PMCID: PMC4843385  PMID: 27135000

Abstract

Introduction

The biological process of ageing is outside human control and has its own dynamics. It is a known fact that elderly people have more treatment needs compared to the younger population and at the same time elderly people are facing a multitude of barriers in utilization of health care as well as oral health care.

Aim

To identify the utilization patterns of oral health care and barriers for utilization among rural population.

Materials and Methods

A cross-sectional study was done on 621 rural elderly subjects to identify the utilization of oral health care services and the barriers for utilization. Using stratified cluster sampling study area was stratified into 13 rural clusters, fifty houses were randomly selected from each stratum. All the elderly subjects, as defined by the age criteria were considered for study. The data were analysed using SPSS 20 v and Chi-square tests were used to analyse the data.

Results

Only 31.9% of participants reported visiting a dentist in the past while 36.7% reported experiencing a dental problem at some point in their life. There were no significant differences in utilization of dental services based on gender, socio-economic status, age groups and religion. However, significant differences were found in utilization of dental services based on the response of participants to past experience of dental problems.

Conclusion

The present study results conclude that fear was one of the most commonly reported barriers for utilisation of dental services and there is a need for oral health education and promotion among elderly population.

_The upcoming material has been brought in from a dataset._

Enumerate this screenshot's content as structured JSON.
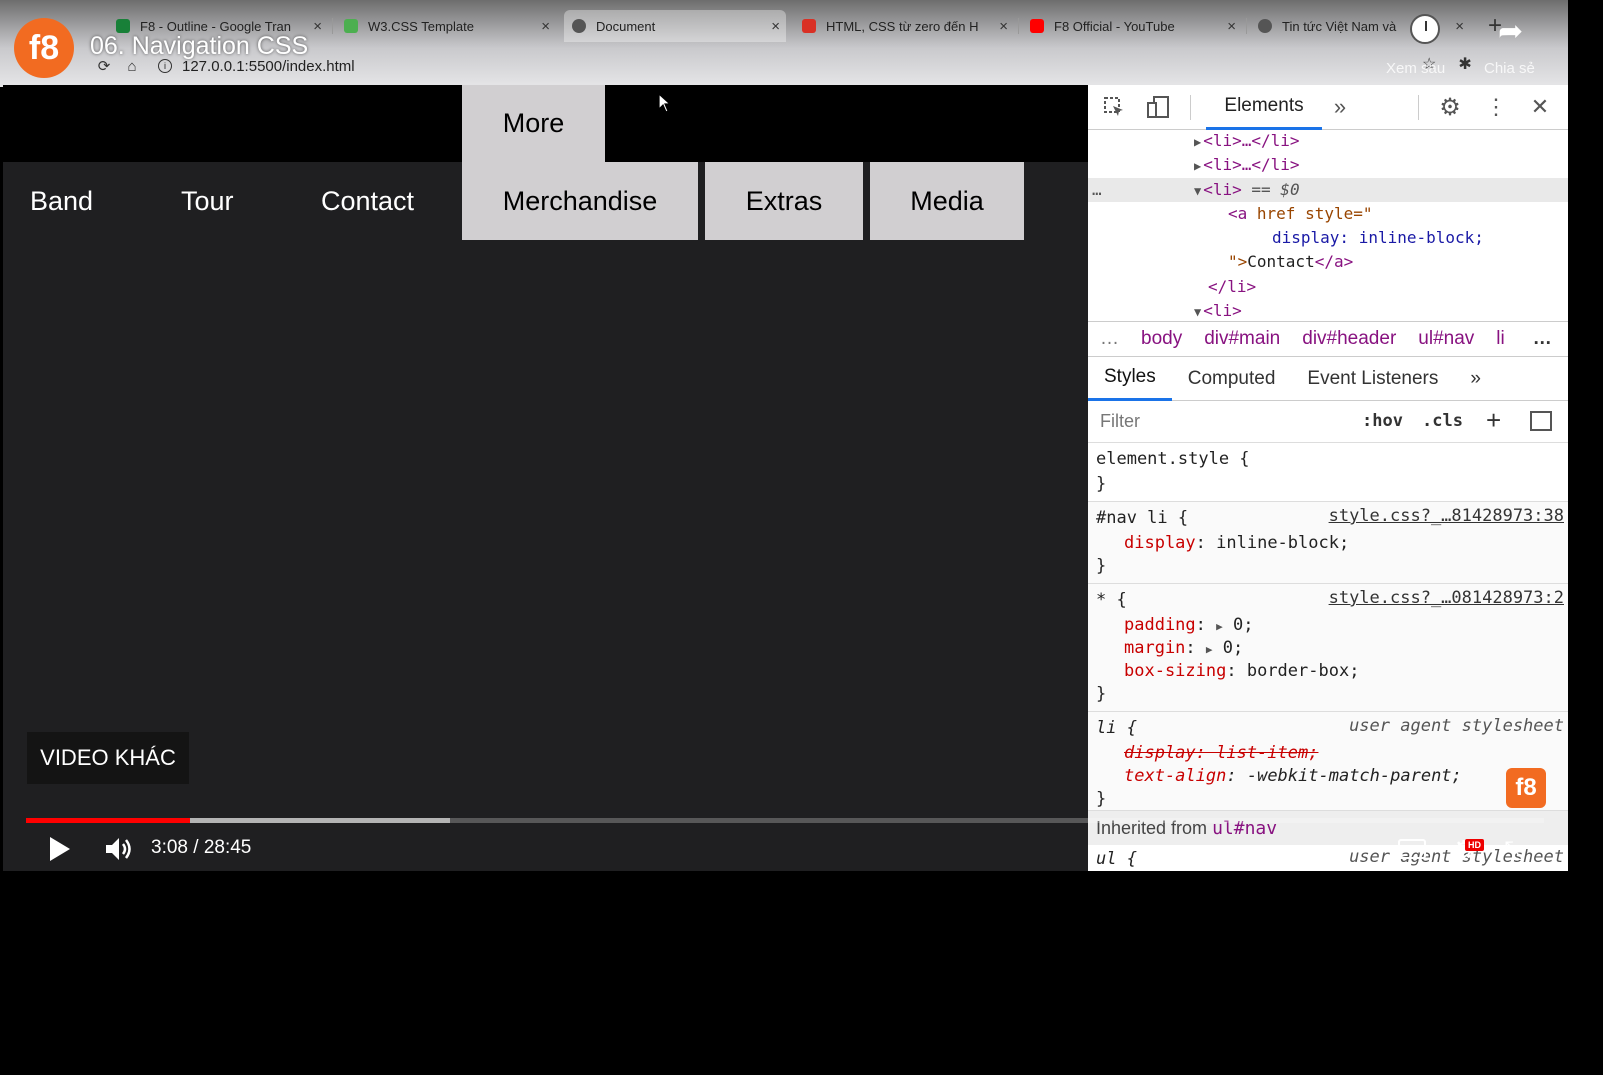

Keywords: Aged, Dental health services, Oral health, Socio-economic factors

Introduction

Enjoying health at its highest attainable standards is a basic right of all human beings irrespective of their race, religion, political beliefs, and socio-economic scenarios [1]. Health is considered as an elementary and necessary asset by everyone regardless of their age, gender, social, economic and ethnic background. WHO initiated a program on ageing and health in 1995. This was followed by another program "Ageing and life course" in 2000, which reiterated the importance of health of elderly and focused on the principle of ‘active ageing’ [2]. The policy framework for active ageing relies on three fundamental concepts: health, social participation, and security. Oral health was considered important and was included in the policy framework of ‘active ageing’ [3]. There is an abundance of literature suggesting that oral health is an important and integral component of general health [47], but the poor oral health status is enough evidence throwing light on how poorly this was deciphered by the general public [8].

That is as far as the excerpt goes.